Urodziny z zaskoczenia i ogromny pociąg

Szedłem przy torach. Nagle obracam się i widzę ogromny pociąg. Ogromny dosłownie. Był wysoki jak 4 piętrowy budynek. Z tyłu ogroomna ciężarówka. Ogromne koła. Ale za to pociąg wyglądał jak zabytkowy. Lokomotywa bez kabiny. Maszynista ubrany od stóp do głów. Pomachałem mu. Wjeżdżał pod górkę. Dojechał do pewnego miejsca i zaczął cofać maszynę. Okazało się, że zwrotnica jest źle ustawiona.
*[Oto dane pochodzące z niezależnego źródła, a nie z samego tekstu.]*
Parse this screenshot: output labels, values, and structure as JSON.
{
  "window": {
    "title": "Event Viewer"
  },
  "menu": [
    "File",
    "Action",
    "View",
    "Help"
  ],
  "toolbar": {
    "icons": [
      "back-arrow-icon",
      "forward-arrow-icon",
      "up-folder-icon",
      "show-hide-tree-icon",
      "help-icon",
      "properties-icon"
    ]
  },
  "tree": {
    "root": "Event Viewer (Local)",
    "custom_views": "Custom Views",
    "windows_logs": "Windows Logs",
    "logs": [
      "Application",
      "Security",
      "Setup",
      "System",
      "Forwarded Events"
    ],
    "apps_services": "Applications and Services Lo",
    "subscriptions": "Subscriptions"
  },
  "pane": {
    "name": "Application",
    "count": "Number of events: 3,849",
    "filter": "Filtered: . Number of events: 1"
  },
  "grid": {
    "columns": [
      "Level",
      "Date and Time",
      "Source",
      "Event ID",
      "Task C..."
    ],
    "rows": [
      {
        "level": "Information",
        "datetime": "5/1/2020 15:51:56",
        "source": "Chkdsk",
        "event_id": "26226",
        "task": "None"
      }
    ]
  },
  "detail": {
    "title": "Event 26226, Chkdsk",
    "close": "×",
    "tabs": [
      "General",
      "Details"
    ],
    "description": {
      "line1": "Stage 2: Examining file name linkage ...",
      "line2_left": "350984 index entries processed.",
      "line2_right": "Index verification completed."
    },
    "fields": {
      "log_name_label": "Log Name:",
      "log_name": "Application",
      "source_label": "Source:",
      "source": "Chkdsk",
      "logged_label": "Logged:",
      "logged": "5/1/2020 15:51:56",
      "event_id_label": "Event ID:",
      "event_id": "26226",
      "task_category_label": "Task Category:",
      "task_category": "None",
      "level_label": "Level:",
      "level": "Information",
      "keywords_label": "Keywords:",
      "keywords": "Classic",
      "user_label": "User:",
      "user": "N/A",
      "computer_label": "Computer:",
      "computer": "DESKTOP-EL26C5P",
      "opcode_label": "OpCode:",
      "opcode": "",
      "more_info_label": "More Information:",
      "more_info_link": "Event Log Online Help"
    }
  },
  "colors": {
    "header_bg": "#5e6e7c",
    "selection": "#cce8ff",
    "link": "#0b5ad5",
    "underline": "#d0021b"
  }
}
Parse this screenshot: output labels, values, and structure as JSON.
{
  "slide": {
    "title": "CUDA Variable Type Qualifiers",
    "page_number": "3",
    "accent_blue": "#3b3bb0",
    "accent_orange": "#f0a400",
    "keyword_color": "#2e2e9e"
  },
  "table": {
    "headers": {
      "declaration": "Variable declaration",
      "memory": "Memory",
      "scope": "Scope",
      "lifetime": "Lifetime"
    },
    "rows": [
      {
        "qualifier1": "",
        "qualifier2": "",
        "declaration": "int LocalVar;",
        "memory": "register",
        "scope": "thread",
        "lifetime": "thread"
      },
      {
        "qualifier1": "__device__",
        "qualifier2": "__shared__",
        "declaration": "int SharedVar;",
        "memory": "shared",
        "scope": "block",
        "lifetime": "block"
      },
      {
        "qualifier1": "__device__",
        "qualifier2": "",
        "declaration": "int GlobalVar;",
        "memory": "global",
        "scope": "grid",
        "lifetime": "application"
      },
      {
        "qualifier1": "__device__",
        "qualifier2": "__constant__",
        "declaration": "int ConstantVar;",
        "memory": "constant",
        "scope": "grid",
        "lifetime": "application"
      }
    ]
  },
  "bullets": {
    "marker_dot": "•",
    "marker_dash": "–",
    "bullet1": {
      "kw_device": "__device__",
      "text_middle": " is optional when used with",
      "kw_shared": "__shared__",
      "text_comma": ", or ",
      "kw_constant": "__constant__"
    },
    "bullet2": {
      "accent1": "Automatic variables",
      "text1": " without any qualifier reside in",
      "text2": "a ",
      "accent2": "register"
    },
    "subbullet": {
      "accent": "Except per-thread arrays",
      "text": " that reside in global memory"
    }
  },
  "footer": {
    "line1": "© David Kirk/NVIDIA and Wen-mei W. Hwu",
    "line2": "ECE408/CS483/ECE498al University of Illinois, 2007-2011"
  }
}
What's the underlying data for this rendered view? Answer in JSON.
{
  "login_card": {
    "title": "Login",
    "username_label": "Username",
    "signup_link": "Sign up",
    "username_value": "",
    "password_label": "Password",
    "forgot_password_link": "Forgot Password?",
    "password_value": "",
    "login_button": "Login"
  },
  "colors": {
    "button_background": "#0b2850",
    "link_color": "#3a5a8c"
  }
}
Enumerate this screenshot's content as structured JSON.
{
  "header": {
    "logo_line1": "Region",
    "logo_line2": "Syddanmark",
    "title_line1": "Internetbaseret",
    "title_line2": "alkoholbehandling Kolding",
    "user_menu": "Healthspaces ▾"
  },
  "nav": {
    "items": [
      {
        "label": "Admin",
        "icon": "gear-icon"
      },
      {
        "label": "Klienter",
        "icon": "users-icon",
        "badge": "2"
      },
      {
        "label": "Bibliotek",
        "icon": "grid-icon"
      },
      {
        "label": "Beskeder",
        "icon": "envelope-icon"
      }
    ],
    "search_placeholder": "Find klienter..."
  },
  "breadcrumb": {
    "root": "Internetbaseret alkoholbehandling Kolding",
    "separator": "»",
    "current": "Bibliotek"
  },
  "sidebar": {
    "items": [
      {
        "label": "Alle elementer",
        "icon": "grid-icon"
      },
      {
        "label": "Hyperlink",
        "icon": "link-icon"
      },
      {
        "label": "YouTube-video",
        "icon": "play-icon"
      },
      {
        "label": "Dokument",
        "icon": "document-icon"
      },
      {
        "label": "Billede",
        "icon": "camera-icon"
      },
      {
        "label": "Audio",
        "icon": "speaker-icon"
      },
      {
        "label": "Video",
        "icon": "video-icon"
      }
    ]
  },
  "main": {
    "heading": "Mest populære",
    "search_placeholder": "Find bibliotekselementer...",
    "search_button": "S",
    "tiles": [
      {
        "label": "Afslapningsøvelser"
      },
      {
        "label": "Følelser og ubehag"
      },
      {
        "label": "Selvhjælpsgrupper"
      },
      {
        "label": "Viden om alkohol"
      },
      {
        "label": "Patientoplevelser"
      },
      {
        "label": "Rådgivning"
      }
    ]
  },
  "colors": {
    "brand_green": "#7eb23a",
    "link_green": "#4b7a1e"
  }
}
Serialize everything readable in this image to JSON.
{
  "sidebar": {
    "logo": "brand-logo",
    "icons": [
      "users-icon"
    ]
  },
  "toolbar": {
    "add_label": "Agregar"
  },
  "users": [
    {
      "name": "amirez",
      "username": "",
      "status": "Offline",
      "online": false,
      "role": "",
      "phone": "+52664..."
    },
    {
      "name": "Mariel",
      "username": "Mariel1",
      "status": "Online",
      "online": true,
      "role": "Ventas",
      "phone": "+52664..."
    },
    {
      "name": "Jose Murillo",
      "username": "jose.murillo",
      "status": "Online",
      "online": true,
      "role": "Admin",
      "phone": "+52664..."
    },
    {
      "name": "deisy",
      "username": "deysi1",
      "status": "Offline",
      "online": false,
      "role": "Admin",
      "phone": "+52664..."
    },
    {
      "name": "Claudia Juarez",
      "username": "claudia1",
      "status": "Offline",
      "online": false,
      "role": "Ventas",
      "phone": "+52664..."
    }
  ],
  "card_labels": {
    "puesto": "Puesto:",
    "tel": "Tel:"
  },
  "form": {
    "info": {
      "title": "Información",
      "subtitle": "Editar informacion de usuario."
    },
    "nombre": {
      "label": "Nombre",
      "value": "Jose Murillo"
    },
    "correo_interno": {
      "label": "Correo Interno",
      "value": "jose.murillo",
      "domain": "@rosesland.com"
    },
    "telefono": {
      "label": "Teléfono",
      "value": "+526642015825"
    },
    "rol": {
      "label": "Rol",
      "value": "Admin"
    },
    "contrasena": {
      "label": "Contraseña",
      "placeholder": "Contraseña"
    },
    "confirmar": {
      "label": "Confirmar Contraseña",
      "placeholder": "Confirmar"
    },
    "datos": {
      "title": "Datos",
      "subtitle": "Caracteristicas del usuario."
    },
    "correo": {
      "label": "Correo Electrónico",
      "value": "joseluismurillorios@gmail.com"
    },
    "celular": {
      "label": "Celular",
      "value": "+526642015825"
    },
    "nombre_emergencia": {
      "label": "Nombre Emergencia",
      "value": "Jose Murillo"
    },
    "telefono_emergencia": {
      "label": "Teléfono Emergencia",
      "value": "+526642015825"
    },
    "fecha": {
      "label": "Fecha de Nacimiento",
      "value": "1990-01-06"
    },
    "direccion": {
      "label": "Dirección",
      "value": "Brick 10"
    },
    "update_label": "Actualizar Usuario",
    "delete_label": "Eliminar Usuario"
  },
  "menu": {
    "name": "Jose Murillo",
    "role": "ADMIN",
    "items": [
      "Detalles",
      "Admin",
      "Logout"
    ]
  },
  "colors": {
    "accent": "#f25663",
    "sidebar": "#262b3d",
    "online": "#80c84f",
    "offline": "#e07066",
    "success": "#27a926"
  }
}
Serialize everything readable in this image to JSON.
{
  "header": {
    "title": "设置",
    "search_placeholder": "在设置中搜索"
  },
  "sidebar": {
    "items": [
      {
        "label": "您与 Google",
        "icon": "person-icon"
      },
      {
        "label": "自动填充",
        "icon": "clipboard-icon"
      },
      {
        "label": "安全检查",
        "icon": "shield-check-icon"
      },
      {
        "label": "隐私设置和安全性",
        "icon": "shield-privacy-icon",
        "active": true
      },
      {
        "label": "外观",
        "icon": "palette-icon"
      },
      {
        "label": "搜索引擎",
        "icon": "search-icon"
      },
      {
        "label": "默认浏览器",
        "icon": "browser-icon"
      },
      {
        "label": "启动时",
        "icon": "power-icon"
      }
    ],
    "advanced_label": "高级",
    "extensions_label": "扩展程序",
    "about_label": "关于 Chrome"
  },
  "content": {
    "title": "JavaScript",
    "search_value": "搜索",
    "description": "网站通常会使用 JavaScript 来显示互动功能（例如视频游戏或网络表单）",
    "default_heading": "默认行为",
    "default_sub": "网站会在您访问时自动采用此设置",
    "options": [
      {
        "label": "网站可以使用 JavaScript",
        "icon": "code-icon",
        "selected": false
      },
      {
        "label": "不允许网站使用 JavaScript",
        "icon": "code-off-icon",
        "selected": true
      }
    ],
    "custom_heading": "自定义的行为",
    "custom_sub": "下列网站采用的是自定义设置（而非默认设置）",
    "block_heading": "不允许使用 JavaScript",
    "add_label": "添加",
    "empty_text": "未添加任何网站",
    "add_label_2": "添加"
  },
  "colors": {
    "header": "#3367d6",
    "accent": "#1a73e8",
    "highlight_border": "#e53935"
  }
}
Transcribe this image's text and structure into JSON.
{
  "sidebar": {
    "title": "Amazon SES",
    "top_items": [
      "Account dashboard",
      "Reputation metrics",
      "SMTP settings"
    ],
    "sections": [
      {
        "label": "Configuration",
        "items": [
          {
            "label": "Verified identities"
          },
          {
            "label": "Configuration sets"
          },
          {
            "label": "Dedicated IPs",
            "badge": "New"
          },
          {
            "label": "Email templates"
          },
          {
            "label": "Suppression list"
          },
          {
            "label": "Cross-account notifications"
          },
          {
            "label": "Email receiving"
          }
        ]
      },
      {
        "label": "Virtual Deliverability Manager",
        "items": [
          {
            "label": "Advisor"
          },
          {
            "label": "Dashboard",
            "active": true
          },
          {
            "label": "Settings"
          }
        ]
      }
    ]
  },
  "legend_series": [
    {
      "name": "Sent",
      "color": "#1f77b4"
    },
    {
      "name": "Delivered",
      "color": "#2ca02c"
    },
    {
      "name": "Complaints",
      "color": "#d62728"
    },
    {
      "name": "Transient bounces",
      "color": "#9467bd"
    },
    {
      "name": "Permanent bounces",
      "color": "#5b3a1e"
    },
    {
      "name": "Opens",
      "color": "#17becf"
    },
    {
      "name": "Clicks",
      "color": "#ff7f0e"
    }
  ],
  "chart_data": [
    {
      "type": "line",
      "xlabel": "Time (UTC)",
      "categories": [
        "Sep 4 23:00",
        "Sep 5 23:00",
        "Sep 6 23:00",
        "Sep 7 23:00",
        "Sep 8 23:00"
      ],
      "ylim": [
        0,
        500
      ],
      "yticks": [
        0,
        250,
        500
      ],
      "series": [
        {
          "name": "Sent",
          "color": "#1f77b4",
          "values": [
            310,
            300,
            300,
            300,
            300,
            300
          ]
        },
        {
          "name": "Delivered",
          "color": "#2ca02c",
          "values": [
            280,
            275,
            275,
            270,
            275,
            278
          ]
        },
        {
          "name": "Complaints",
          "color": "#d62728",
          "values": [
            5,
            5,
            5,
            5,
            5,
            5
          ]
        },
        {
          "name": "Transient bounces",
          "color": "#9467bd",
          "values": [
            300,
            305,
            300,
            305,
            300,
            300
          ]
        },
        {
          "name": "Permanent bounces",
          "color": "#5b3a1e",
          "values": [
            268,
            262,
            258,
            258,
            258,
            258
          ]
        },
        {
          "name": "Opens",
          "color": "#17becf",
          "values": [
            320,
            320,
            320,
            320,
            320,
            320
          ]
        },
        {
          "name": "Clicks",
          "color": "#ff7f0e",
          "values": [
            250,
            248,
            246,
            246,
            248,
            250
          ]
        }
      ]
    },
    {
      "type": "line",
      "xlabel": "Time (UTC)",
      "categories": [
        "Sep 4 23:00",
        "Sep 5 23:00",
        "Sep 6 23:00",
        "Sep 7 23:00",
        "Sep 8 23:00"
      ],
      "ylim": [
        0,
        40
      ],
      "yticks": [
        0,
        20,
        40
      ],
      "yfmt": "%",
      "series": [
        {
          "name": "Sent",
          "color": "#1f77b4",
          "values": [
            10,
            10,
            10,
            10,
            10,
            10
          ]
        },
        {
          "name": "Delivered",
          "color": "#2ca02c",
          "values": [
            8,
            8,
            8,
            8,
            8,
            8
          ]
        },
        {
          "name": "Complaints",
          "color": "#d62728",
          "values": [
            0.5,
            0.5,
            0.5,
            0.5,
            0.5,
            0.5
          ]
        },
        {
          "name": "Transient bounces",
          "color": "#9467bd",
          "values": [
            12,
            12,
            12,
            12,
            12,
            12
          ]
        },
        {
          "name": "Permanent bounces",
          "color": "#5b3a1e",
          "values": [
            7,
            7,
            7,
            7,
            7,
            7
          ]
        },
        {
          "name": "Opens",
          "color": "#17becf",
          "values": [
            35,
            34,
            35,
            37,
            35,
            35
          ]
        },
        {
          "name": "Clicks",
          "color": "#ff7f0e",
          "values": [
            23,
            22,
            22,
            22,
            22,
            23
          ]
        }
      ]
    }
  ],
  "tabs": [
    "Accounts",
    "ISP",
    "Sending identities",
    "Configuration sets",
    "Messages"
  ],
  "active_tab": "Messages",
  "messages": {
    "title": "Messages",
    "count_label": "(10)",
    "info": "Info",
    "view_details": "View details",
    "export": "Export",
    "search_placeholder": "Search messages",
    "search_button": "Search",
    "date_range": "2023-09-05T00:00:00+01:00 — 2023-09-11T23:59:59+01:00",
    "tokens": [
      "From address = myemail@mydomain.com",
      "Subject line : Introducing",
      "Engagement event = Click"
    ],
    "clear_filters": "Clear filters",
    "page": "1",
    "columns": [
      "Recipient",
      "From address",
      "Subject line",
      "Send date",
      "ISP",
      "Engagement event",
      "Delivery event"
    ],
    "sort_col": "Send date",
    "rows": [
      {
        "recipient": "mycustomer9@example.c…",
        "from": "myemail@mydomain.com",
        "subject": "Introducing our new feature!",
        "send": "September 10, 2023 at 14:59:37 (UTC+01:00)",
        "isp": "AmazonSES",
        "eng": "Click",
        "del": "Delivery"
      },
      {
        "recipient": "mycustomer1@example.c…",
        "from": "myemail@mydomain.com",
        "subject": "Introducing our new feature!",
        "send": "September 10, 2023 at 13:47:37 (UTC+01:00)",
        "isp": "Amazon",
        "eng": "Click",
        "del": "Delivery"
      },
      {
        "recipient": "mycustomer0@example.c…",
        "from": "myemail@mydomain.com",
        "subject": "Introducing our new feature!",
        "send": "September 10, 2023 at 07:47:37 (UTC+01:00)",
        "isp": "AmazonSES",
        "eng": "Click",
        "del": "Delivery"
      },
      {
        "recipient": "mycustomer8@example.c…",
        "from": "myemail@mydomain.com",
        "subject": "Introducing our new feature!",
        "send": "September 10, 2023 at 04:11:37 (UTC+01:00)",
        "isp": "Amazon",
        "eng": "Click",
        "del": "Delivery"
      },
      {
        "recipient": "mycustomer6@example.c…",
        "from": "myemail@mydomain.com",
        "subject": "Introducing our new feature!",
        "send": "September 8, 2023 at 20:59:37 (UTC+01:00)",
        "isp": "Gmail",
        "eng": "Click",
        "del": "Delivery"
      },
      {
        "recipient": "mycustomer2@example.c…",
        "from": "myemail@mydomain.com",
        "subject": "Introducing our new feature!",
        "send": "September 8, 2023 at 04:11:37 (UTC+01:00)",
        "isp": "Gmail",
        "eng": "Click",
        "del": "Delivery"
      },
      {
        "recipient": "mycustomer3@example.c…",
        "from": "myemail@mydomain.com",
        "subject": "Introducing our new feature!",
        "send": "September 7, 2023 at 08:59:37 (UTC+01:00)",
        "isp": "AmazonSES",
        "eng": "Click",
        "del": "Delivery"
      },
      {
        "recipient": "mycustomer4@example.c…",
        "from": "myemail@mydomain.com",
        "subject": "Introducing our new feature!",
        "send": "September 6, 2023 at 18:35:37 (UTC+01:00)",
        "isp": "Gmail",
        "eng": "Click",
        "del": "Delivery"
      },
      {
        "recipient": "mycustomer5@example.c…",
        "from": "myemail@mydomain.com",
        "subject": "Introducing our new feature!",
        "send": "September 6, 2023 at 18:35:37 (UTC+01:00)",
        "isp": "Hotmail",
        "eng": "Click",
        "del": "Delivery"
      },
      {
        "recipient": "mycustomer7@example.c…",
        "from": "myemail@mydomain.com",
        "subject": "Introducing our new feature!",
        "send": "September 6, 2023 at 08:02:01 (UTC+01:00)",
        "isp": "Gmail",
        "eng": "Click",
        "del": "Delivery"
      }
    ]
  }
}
Wystawił rękę (lewą) i miał w niej urządzenie wielkości drzewa!!!! które opuściło swoją dolną część do nastawni w trawie obok torów. Pokazałem kciuk do góry, maszynista też się uśmiechnął i pojechał dalej. Potem znalazłem się na urodzinach starszego pana. Były to urodziny z zaskoczenia. Dla niego. Była tam jego żona, kobieta z córką, sąsiedzi z mieszkania obok i ja. Odśpiewaliśmy sto lat. Pan był raczej mile zaskoczony. Potem byłem w mieszkaniu w Warszawie, była tam pani Anita Werner z TVN24. Rozmawialiśmy, miałem odebrać od niej jakąś książkę. Powiedziała, że ma ją na górze w studiu. Jak będzie miała kolejne wejście zabierze ją i zniesie na dół. Było bardzo miło. Strasznie wesoła i ciepła kobieta. We śnie.. osobiście jej nie znam.

Trzy etapy przejścia wody

Śniłem o tym, że chciałem dopłynąć do oceanu. Żeby tam się dostać musiałem wpław pokonać jezioro. Okazało się, że jest potężny sztorm. Ale nic to.. płynę. Obok mnie (zawsze we śnie, po prawej stronie) jest ON. Mój opiekun. Ja płynę, ON unosi się nad wodą. Udało się. Wychodzę z wody. Słyszę szum oceanu. Okazuje się, że mam kolejne jezioro do pokonania. Płynę, dopływam do środka – a tam totalna cisza. Woda jak szkło. Tafla. Wokół mnie fale. Płynę dalej. ON wciąż jest. Wychodzę na plaży. Widzę ocean. Przechodzę przez bardzo luksusowe domki na plaży. Szkło i aluminium. Na plaży mnóstwo ludzi. Idę w stronę oceanu. Nagle, na poduszkowcach z oceanu wypływa jakaś służba. Policja, pogotowie. Nie wiem. Na plaży poruszenie. Zrywają się na nogi mężczyźni i w biegu prawie ubierają się w mundury marynarzy. Ale mundury galowe. Są przepiękne. Idealne, Białe kołnierzyki. Złote guziki, marynarki czarne tak bardzo, że aż nierealnie to wygląda. Ubierają się i gdzieś biegną. Ja zatrzymuję się przez wodą i coś mi mówi, że teraz musisz poczekać.